If consciousness is a basic and irreducible element of reality, then a Cosmic Consciousness—conceiving possibles, evaluating and selecting actual states for the sake of value, and not being causally dependent on any physical substratum—becomes a more plausible and attractive idea. It is an extrapolation from personal causality, but that does not make it unduly anthropomorphic since humans do not exhibit such a non-embodied, all-inclusive, and purely rational form of consciousness. The thought that human consciousness is not just a by-product of material processes suggests the possibility that some form of consciousness may be fundamental to the existence of matter itself.
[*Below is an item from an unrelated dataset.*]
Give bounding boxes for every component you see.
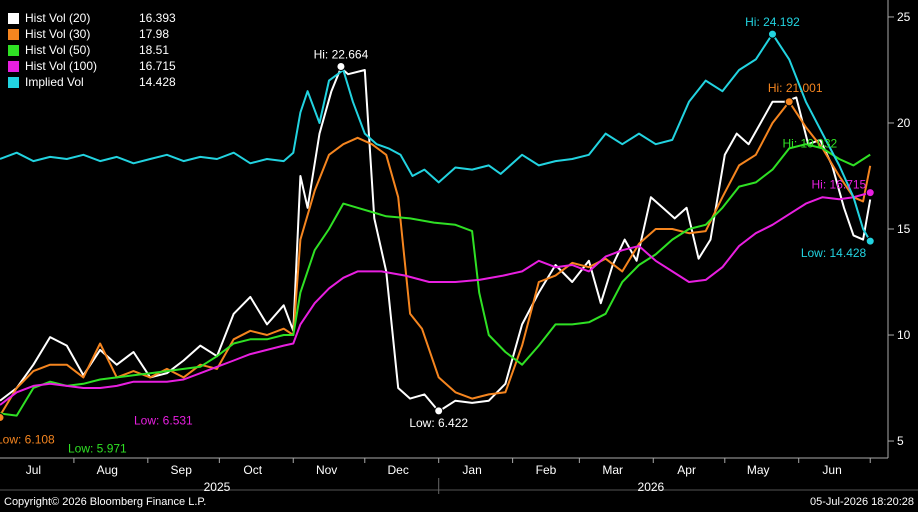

Science makes a difference to how such a possible Cosmic Consciousness is conceived. The picture of an extracosmic person who could do absolutely anything must be replaced by the model of a perfectly realized consciousness, the acts of which are constrained by the laws of regularity and freedom that enable a cosmos of physically embodied and emergent persons to exist.
A supernatural cause acts wherever some human mind is brought to know the nature or purpose of a more-than-human Spiritual Reality or to feel guidance to a specific course of action and is helped to pursue that course. Despite the fact that there are many errors and misperceptions in religion, as in every area of human knowledge, it is reasonable for a person who guards against such errors as carefully as possible to believe that there is a form of Objective Spiritual Causality or that there is divine guidance and inspiration in the universe.
Science may lead someone to think that there is a vast Intelligence underlying the universe. It will be personal experience that leads someone to think there is a personal God or a spiritual law of cosmic justice. Science can help to construct a reasonable and coherent account of such a Spiritual Reality. But it will probably be an acceptance of the existence of consciousness and personal causality as an irreducible element of reality and of a belief that such a personal causality, which is not just that of other finite persons, has been experienced that opens the way to thinking of a personal God.